Il personale medico e sanitario. Poi ci sono quei lavoratori, ai quali dovremmo tutti essere grati, che con la loro fatica, instancabilmente rendono possibile vedere, da lontano, la fine del tunnel in cui siamo entrati. Sono i medici e tutto il personale sanitario, ma anche tutti coloro che lavorano nei servizi essenziali e ci consentono di andare avanti nella condizione di quarantena in cui tutti siamo immersi. A loro semplicemente un grazie e un abbraccio.

La ripresa. Passato il Primo Maggio sarà il tempo di ricominciare a lavorare e produrre, anche se qualcuno non si è mai fermato. Ma sarà anche il tempo di frequentare luoghi di lavoro protetti, di avere condizioni di sicurezza adeguate a raggiungere il luogo di lavoro, con mezzi pubblici o privati. Occorrerà pensare anche ai più piccoli e alla loro socialità, agli ultimi, a coloro che non troveranno più un posto di lavoro, a chi avrà necessità impellenti e fondamentali, come mettere insieme il pranzo con la cena…
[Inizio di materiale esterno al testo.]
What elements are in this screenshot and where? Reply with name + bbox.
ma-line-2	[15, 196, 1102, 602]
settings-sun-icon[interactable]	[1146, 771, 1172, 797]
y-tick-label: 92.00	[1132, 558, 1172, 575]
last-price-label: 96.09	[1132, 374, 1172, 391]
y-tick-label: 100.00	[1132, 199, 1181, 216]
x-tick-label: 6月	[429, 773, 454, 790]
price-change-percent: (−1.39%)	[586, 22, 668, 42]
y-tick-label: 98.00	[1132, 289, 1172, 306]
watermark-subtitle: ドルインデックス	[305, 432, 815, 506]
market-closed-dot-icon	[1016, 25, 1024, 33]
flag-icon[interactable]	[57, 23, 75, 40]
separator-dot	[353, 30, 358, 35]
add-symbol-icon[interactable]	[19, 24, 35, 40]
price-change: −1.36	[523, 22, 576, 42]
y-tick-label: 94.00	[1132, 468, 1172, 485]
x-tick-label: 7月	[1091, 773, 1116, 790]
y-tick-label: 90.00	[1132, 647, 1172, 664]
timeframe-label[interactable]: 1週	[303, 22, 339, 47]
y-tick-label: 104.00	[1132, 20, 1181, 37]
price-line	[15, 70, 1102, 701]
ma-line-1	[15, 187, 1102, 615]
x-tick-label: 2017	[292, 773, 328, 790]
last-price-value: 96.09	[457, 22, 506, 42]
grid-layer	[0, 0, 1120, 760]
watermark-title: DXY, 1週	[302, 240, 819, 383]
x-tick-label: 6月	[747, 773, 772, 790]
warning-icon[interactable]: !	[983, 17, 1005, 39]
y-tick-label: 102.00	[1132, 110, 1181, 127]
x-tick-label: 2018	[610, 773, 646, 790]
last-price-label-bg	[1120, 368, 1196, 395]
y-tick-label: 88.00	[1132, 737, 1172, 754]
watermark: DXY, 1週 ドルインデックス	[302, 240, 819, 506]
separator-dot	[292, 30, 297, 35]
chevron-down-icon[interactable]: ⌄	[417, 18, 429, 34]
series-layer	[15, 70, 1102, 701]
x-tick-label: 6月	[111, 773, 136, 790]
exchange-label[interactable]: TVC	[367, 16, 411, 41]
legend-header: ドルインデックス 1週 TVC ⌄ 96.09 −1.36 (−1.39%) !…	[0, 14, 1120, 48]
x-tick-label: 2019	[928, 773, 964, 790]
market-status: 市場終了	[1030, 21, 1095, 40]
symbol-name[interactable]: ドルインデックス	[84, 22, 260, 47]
Tanti altri aspetti potrebbero essere sottolineati, e lascio a ciascuno di voi la possibilità di completare queste riflessioni. Permettetemi di concludere con queste parole tratte del Libro di Qoelet (Qo 3,1-8) che simbolicamente mi sembrano descrivere in maniera puntuale questo tempo storico drammaticamente sospeso:

Tutto ha il suo momento, e ogni evento ha il suo tempo sotto il cielo.
C’è un tempo per nascere e un tempo per morire,
un tempo per piantare e un tempo per sradicare quel che si è piantato.
Un tempo per uccidere e un tempo per curare,
un tempo per demolire e un tempo per costruire.
Un tempo per piangere e un tempo per ridere,
un tempo per fare lutto e un tempo per danzare.
Un tempo per gettare sassi e un tempo per raccoglierli,
un tempo per abbracciare e un tempo per astenersi dagli abbracci.
Un tempo per cercare e un tempo per perdere,
un tempo per conservare e un tempo per buttar via.
Un tempo per strappare e un tempo per cucire,
un tempo per tacere e un tempo per parlare.
Un tempo per amare e un tempo per odiare,
un tempo per la guerra e un tempo per la pace.

Buon Primo Maggio di rinascita a tutti.

Claudio Bolcato

Un commento su “1° MAGGIO 2020: RINASCERE DAL LAVORO”

  1. Mi piace sottolineare il lavoro di cura!
    Quello che permette a tanti lavoratori di andare a lavorare perché altre persone si prendono cura di chi è in difficoltà. Un lavoro che va riconosciuto soprattutto tra di noi, dentro le famiglie. Un lavoro a cui spesso manca la dignità.
    Saper guardare ad ogni persona come un collaboratore perché tutta la società possa continuare a camminare.